Contextual Relevancy
RAG Metric
Introduction
The Contextual Relevancy metric assesses how semantically relevant the retrieved knowledge base context is to the user's query. It evaluates the overall quality of the match between what was asked and what was retrieved, giving you insight into how well your retrieval system understands user intent.
When to Use This Metric
- You want to measure the semantic quality of your knowledge base retrieval.
- You're testing whether user queries are being matched to the right content areas.
- You're diagnosing cases where the Agent retrieves tangentially related but not directly useful content.
- You need to evaluate how well your knowledge base content is structured for searchability.
- You're comparing retrieval quality before and after knowledge base reorganization.
Configuration
| Parameter | Type | Default | Required | Description |
|---|---|---|---|---|
threshold | float | 0.8 | No | Score threshold for passing (0.0–1.0). |
strict_mode | boolean | false | No | Rounds score to 1.0 or 0.0 based on threshold. |
This metric requires a trained knowledge base attached to your AI Agent.
How It Works
- The AI Agent receives the input message and retrieves context chunks from the knowledge base.
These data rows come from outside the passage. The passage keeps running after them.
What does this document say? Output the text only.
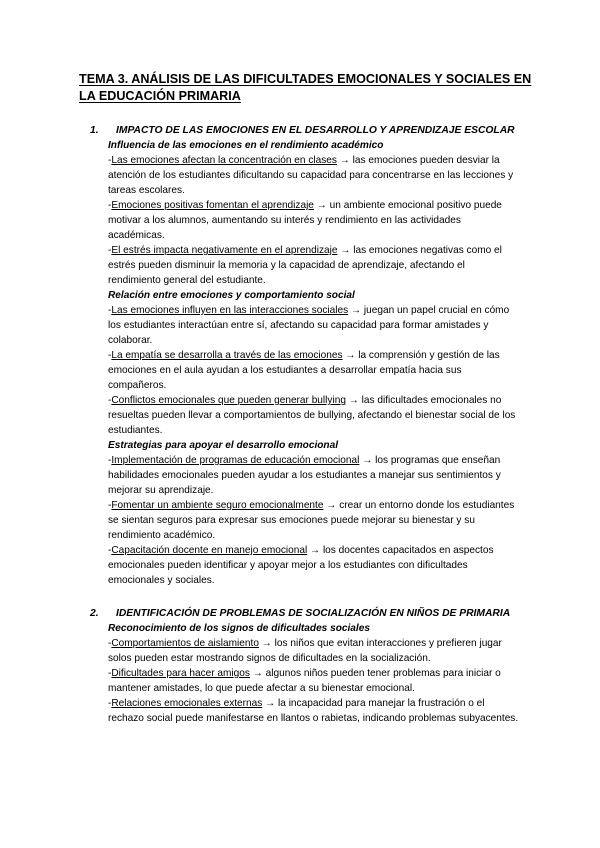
TEMA 3. ANÁLISIS DE LAS DIFICULTADES EMOCIONALES Y SOCIALES EN LA EDUCACIÓN PRIMARIA
1.	IMPACTO DE LAS EMOCIONES EN EL DESARROLLO Y APRENDIZAJE ESCOLAR
Influencia de las emociones en el rendimiento académico

-Las emociones afectan la concentración en clases → las emociones pueden desviar la atención de los estudiantes dificultando su capacidad para concentrarse en las lecciones y tareas escolares.

-Emociones positivas fomentan el aprendizaje → un ambiente emocional positivo puede motivar a los alumnos, aumentando su interés y rendimiento en las actividades académicas.

-El estrés impacta negativamente en el aprendizaje → las emociones negativas como el estrés pueden disminuir la memoria y la capacidad de aprendizaje, afectando el rendimiento general del estudiante.

Relación entre emociones y comportamiento social

-Las emociones influyen en las interacciones sociales → juegan un papel crucial en cómo los estudiantes interactúan entre sí, afectando su capacidad para formar amistades y colaborar.

-La empatía se desarrolla a través de las emociones → la comprensión y gestión de las emociones en el aula ayudan a los estudiantes a desarrollar empatía hacia sus compañeros.

-Conflictos emocionales que pueden generar bullying → las dificultades emocionales no resueltas pueden llevar a comportamientos de bullying, afectando el bienestar social de los estudiantes.

Estrategias para apoyar el desarrollo emocional

-Implementación de programas de educación emocional → los programas que enseñan habilidades emocionales pueden ayudar a los estudiantes a manejar sus sentimientos y mejorar su aprendizaje.

-Fomentar un ambiente seguro emocionalmente → crear un entorno donde los estudiantes se sientan seguros para expresar sus emociones puede mejorar su bienestar y su rendimiento académico.

-Capacitación docente en manejo emocional → los docentes capacitados en aspectos emocionales pueden identificar y apoyar mejor a los estudiantes con dificultades emocionales y sociales.

2.	IDENTIFICACIÓN DE PROBLEMAS DE SOCIALIZACIÓN EN NIÑOS DE PRIMARIA
Reconocimiento de los signos de dificultades sociales

-Comportamientos de aislamiento → los niños que evitan interacciones y prefieren jugar solos pueden estar mostrando signos de dificultades en la socialización.

-Dificultades para hacer amigos → algunos niños pueden tener problemas para iniciar o mantener amistades, lo que puede afectar a su bienestar emocional.

-Relaciones emocionales externas → la incapacidad para manejar la frustración o el rechazo social puede manifestarse en llantos o rabietas, indicando problemas subyacentes.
- The testing LLM evaluates how semantically relevant each retrieved chunk is to the original input query.
- The overall quality and relevance of the retrieval is assessed.
- A score is produced reflecting how well the retrieved context matches the user's intent.
Scoring
- Range: 0.0 to 1.0 (higher is better).
- High score (close to 1.0): The retrieved context is highly relevant to the user's query.
- Low score (close to 0.0): The retrieved context has little relevance to what was asked.
- Pass condition: The score must be greater than or equal to the configured
threshold.
Contextual Relevancy vs. Contextual Precision
These metrics are related but focus on different aspects:
- Contextual Precision measures the ratio of relevant to irrelevant chunks — it's about noise. "How much of what was retrieved is useful?"
- Contextual Relevancy evaluates the semantic quality of the match between the query and the context. "How well does the retrieved content relate to what was asked?"
A retrieval system could have high precision (only relevant chunks) but moderate relevancy (the chunks are related to the topic but don't directly address the specific question).
Example
Input: "How do I integrate your API with a Node.js application?"
Retrieved chunks:
- "Our REST API supports integration with any programming language. Authentication is done via API keys."
- "For Node.js, install our SDK with
npm install our-sdk. Initialize with your API key and start making requests." - "Our API documentation is available at docs.example.com."
Score: 0.85
Result: Passed (threshold: 0.8)
The retrieved chunks are relevant to the query — they cover API integration and specifically mention Node.js, though the general API overview chunk is less directly relevant.
Tips for Improving Scores
- Structure your knowledge base content around the types of questions users are likely to ask.
- Use clear, descriptive headings and titles in your documents to improve semantic matching.
- If queries about specific topics consistently retrieve generic content, add more detailed, topic-specific documents.
- Consider reorganizing your knowledge base to group related content together rather than spreading it across many documents.
- Review low-scoring cases to identify patterns in what types of queries produce poor retrieval matches.